6. Il résulte de ces dispositions que, lorsqu'une commune n'a pas respecté son objectif triennal de réalisation de logements sociaux, il appartient au préfet, après avoir recueilli ses observations et les avis prévus au I de l'article L. 302-9-1 du code de la construction et de l'habitation, d'apprécier si, compte tenu de l'écart existant entre les objectifs et les réalisations constatées au cours de la période triennale, des difficultés rencontrées le cas échéant par la commune et des projets de logements sociaux en cours de réalisation, il y a lieu de prononcer la carence de la commune, et, dans l'affirmative, s'il y a lieu de lui infliger une majoration du prélèvement annuel prévu à l'article L. 302-7 du même code, en fixant alors le montant dans la limite des plafonds fixés par l'article L. 302-9-1.

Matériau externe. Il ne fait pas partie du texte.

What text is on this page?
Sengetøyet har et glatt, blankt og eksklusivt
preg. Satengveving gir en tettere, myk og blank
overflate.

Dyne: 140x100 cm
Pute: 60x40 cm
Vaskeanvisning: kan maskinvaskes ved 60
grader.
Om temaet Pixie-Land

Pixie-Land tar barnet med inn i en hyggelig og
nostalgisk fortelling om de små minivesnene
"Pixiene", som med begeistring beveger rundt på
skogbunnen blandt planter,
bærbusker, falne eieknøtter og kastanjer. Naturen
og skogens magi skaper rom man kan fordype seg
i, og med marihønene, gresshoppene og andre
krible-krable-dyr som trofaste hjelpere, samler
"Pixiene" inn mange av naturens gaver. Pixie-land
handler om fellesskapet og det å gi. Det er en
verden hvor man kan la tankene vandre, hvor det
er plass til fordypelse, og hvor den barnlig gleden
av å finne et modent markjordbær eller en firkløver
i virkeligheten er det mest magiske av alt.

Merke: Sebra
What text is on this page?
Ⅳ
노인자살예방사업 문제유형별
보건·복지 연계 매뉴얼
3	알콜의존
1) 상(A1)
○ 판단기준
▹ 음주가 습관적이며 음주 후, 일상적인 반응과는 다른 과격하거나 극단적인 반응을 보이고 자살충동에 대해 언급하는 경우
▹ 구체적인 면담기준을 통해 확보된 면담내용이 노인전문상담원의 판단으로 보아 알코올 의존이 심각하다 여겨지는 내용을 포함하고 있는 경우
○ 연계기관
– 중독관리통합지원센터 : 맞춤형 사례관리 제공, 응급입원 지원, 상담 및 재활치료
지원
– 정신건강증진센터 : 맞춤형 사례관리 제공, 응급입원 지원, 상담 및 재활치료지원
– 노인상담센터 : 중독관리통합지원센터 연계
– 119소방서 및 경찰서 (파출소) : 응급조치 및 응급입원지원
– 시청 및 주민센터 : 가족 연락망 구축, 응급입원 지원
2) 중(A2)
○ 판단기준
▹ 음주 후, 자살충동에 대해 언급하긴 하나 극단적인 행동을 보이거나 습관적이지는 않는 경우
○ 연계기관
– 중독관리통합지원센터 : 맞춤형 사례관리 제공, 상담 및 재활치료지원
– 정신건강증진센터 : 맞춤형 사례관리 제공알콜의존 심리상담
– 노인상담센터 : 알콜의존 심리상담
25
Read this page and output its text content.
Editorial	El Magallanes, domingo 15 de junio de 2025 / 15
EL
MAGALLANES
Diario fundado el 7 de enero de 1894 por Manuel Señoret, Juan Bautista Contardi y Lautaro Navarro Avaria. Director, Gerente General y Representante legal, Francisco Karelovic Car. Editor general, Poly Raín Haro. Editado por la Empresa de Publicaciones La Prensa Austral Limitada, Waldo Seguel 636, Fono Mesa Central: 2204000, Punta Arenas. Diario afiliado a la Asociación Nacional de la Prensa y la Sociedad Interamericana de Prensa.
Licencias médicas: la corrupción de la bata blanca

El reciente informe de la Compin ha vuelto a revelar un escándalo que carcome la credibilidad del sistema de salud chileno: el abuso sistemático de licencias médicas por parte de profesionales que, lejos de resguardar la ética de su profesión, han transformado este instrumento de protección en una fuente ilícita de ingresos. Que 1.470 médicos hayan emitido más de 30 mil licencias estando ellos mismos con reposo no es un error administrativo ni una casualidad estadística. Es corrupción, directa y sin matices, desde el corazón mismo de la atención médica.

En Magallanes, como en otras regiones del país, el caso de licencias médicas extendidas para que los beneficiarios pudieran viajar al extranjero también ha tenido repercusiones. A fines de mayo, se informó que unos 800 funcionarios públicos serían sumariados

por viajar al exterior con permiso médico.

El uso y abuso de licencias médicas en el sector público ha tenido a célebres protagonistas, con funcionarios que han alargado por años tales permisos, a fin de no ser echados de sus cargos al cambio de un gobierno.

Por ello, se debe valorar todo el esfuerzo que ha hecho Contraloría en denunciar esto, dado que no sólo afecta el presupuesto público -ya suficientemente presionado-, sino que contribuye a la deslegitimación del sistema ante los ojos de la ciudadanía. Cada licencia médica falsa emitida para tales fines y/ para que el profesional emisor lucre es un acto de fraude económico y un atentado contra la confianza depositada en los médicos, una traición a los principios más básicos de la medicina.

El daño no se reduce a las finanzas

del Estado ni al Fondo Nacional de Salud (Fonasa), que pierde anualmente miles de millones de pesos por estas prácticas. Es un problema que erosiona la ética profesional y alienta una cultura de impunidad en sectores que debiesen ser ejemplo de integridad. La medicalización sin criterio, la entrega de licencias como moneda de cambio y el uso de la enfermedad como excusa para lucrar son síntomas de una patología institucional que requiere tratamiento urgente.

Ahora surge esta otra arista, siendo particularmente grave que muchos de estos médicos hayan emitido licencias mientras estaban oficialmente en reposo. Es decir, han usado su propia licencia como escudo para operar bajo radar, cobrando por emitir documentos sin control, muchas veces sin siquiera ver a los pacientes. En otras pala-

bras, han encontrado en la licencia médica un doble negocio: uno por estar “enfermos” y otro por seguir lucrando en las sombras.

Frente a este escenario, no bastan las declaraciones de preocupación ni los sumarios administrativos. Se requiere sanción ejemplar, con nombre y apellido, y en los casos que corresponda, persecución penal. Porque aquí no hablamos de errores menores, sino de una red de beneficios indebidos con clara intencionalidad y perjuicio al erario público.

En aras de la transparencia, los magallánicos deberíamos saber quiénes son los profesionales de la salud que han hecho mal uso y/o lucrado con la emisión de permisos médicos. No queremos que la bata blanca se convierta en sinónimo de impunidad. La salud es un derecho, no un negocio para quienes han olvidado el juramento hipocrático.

En ce qui concerne la légalité externe :
7. En premier lieu, il ressort des termes de l'arrêté litigieux qu'après avoir visé les textes applicables et les principaux éléments de la procédure mise en œuvre, le préfet a indiqué, notamment, que le bilan triennal 2014-2016 fait état de la réalisation de - 32 logements sociaux, soit un taux de réalisation de - 7,3 % au regard de l'objectif triennal de 437 logements et que les difficultés avancées par la commune ne sont pas de nature à justifier à elles seules le non-respect des obligations ainsi constaté. L'arrêté litigieux, rédigé dans des termes qui en permettent une critique utile, doit dès lors être regardé comme suffisamment motivé.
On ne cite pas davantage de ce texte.